Computer software or computer program (also known as a program, software, software application, script, or code) can be written in any form of programming language, including compiled or interpreted languages, declarative or procedural languages, and it can be deployed in any form, including as a stand-alone program or as a module, component, subroutine, object, or other unit suitable for use in a computing environment. A computer program may, but need not, correspond to a file in a file system. A computer program can be stored in a portion of a file that holds other programs or information/data (e.g., one or more scripts stored in a markup language document), in a single file dedicated to the program in question, or in multiple coordinated files (e.g., files that store one or more modules, sub-programs, or portions of code). A computer program can be deployed to be executed on one computer or on multiple computers that are located at one site or distributed across multiple sites and interconnected by a communication network.
While this specification contains many specific implementation details, these should not be construed as limitations on the scope of any disclosures or of what may be claimed, but rather as descriptions of features specific to particular embodiments of particular disclosures. Certain features that are described herein in the context of separate embodiments can also be implemented in combination in a single embodiment. Conversely, various features that are described in the context of a single embodiment can also be implemented in multiple embodiments separately or in any suitable subcombination. Moreover, although features may be described above as acting in certain combinations and even initially claimed as such, one or more features from a claimed combination can in some cases be excised from the combination, and the claimed combination may be directed to a subcombination or variation of a subcombination.

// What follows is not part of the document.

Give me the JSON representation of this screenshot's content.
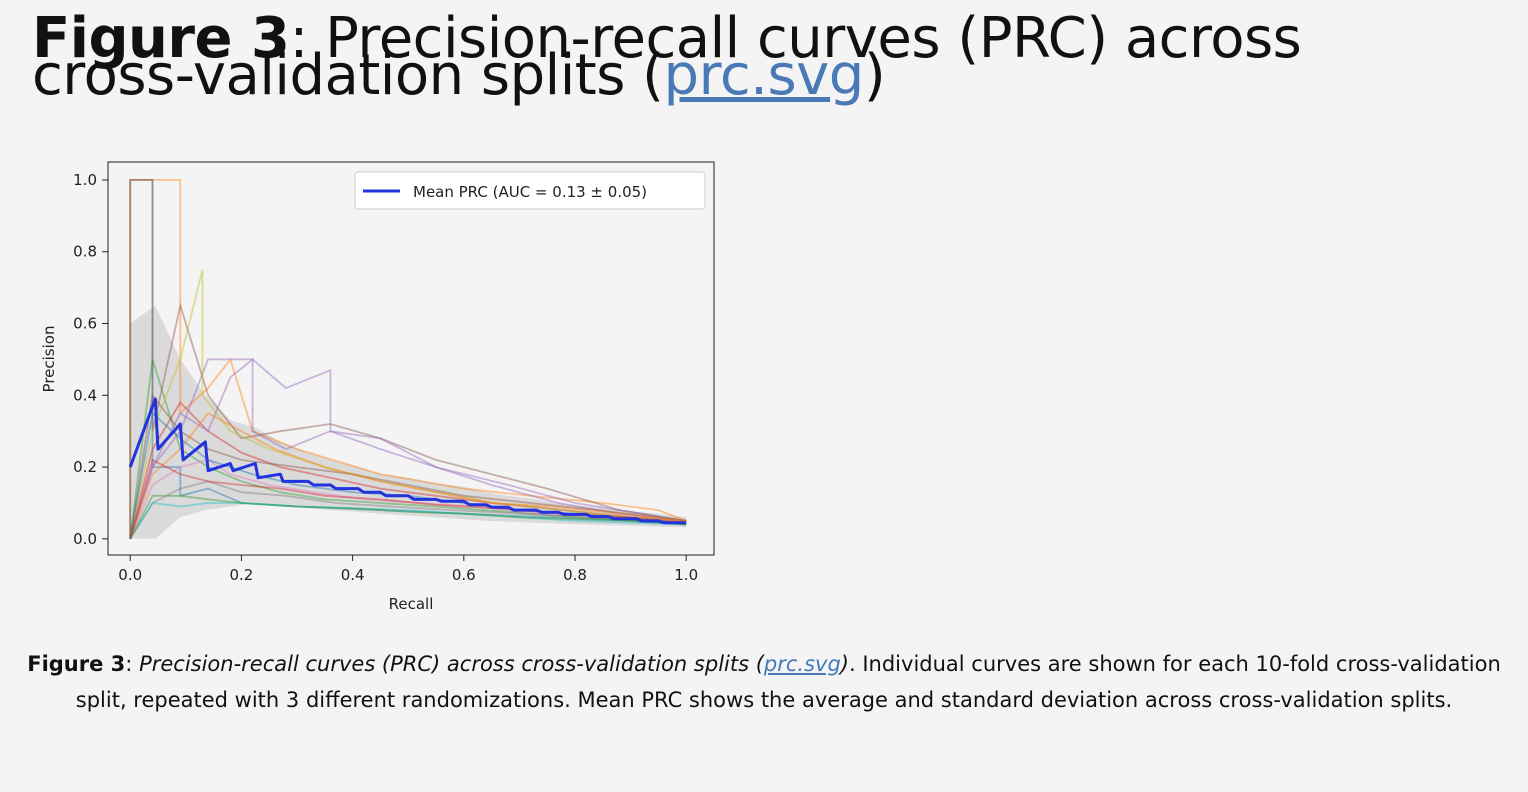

Similarly, while operations are depicted in the drawings in a particular order, this should not be understood as requiring that such operations be performed in the particular order shown or in sequential order, or that all illustrated operations be performed, to achieve desirable results. In certain circumstances, multitasking and parallel processing may be advantageous. Moreover, the separation of various system components in the embodiments described above should not be understood as requiring such separation in all embodiments, and it should be understood that the described program components and systems can generally be integrated together in a single software product or packaged into multiple software products.
Thus, particular embodiments of the subject matter have been described. Other embodiments are within the scope of the following claims. In some cases, the actions recited in the claims can be performed in a different order and still achieve desirable results. In addition, the processes depicted in the accompanying figures do not necessarily require the particular order shown, or sequential order, to achieve desirable results. In certain implementations, multitasking and parallel processing may be advantageous.